Setting up cross-realm authentication

To set up cross-realm authentication, you need to run the aklog command, while authenticated to your local cell, giving it the name of the foreign AFS cell that you will be authenticating to. Then you will need to create an entry in the foreign cell's pts database. For example, if you are on a host in the cs.cmu.edu cell and want to do cross-realm authentication with the andrew.cmu.edu cell, you should run:

aklog andrew.cmu.edu

If you are on a host in the andrew.cmu.edu cell and want to do cross-realm authentication with cs.cmu.edu, you should run:

aklog cs.cmu.edu

Running aklog does two things:

• It provides cross-realm "tokens" that can be used to access files in the foreign cell.
• It checks to see that there is an entry for these cross-realm tokens in the protection server (pts) database in the foreign cell. If such an entry doesn't already exist, one is created. The cross-realm entry will have the userid@foreigncell.
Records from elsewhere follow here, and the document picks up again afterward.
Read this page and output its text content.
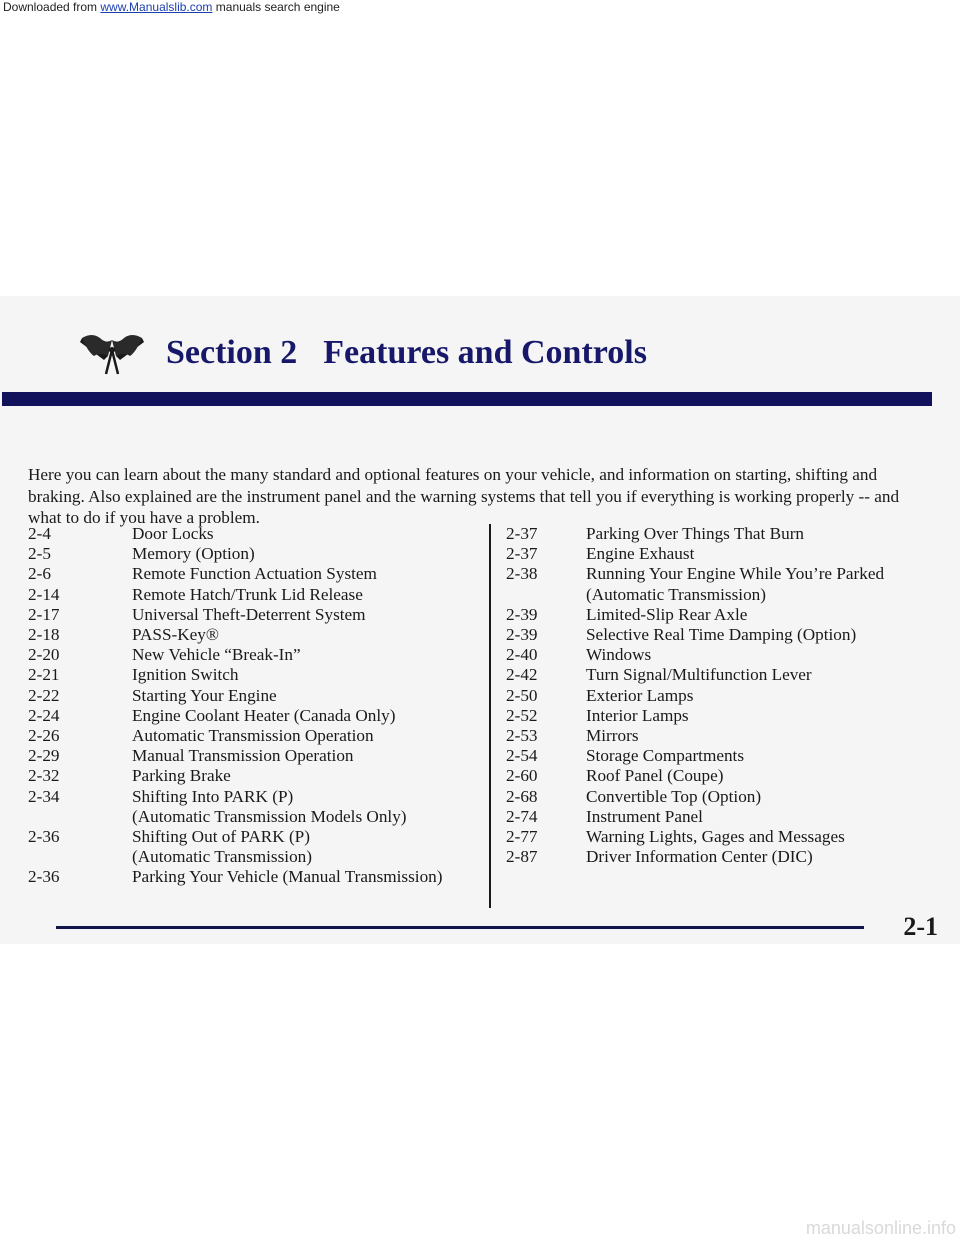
Downloaded from www.Manualslib.com manuals search engine
Section 2 Features and Controls

Here you can learn about the many standard and optional features on your vehicle, and information on starting, shifting and braking. Also explained are the instrument panel and the warning systems that tell you if everything is working properly -- and what to do if you have a problem.

2-4	Door Locks
2-5	Memory (Option)
2-6	Remote Function Actuation System
2-14	Remote Hatch/Trunk Lid Release
2-17	Universal Theft-Deterrent System
2-18	PASS-Key®
2-20	New Vehicle “Break-In”
2-21	Ignition Switch
2-22	Starting Your Engine
2-24	Engine Coolant Heater (Canada Only)
2-26	Automatic Transmission Operation
2-29	Manual Transmission Operation
2-32	Parking Brake
2-34	Shifting Into PARK (P)
(Automatic Transmission Models Only)
2-36	Shifting Out of PARK (P)
(Automatic Transmission)
2-36	Parking Your Vehicle (Manual Transmission)
2-37	Parking Over Things That Burn
2-37	Engine Exhaust
2-38	Running Your Engine While You’re Parked
(Automatic Transmission)
2-39	Limited-Slip Rear Axle
2-39	Selective Real Time Damping (Option)
2-40	Windows
2-42	Turn Signal/Multifunction Lever
2-50	Exterior Lamps
2-52	Interior Lamps
2-53	Mirrors
2-54	Storage Compartments
2-60	Roof Panel (Coupe)
2-68	Convertible Top (Option)
2-74	Instrument Panel
2-77	Warning Lights, Gages and Messages
2-87	Driver Information Center (DIC)
2-1
manualsonline.info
After running aklog, run the command:

pts createuser <username>@<localcell> -cell <foreigncell>

This creates an entry for you in a foreign cell's protection database. If you want to verify that an entry for your cross-realm tokens exists in the foreign cell's pts database, you can enter the following command:

pts examine <username>@<localcell> -cell <foreigncell>

To see a list of which Andrew or ECE users have established cross-realm identities in the cs.cmu.edu cell, you can use the command:

pts members system:authuser@{ece or andrew}.cmu.edu

To see a list of CS users who have established cross-realm identities in the andrew or ece AFS cells, you can use the command:

pts members system:authuser@cs.cmu.edu -cell {ece or andrew}.cmu.edu

Note that you will need to run aklog to get cross-realm tokens before accessing files in the other cell. If you are frequently accessing files in another cell, you may wish to put the following in your .login:

aklog <foreigncell>

Adding a cross-realm ID to ACLs and groups

Once a cross-realm ID has been created, you can add it to AFS ACLs and groups the same way you would add a user in the local cell to ACLs and groups. For example, to add the Andrew username "example" to an ACL:

fs sa my_directory example@andrew.cmu.edu rl

and to a group:

pts adduser example@andrew.cmu.edu example:colleagues

Security

By granting permission to access your files in the cs.cmu.edu cell to your username in another realm, you have created the possibility that somebody could break into your other account and access your CS files. (The same concept applies if the andrew.cmu.edu cell is where you keep most of your important files and you have granted cross-realm access to your CS username). For this reason, it is suggested that you only add your other realm's username to directories when it is necessary to do so.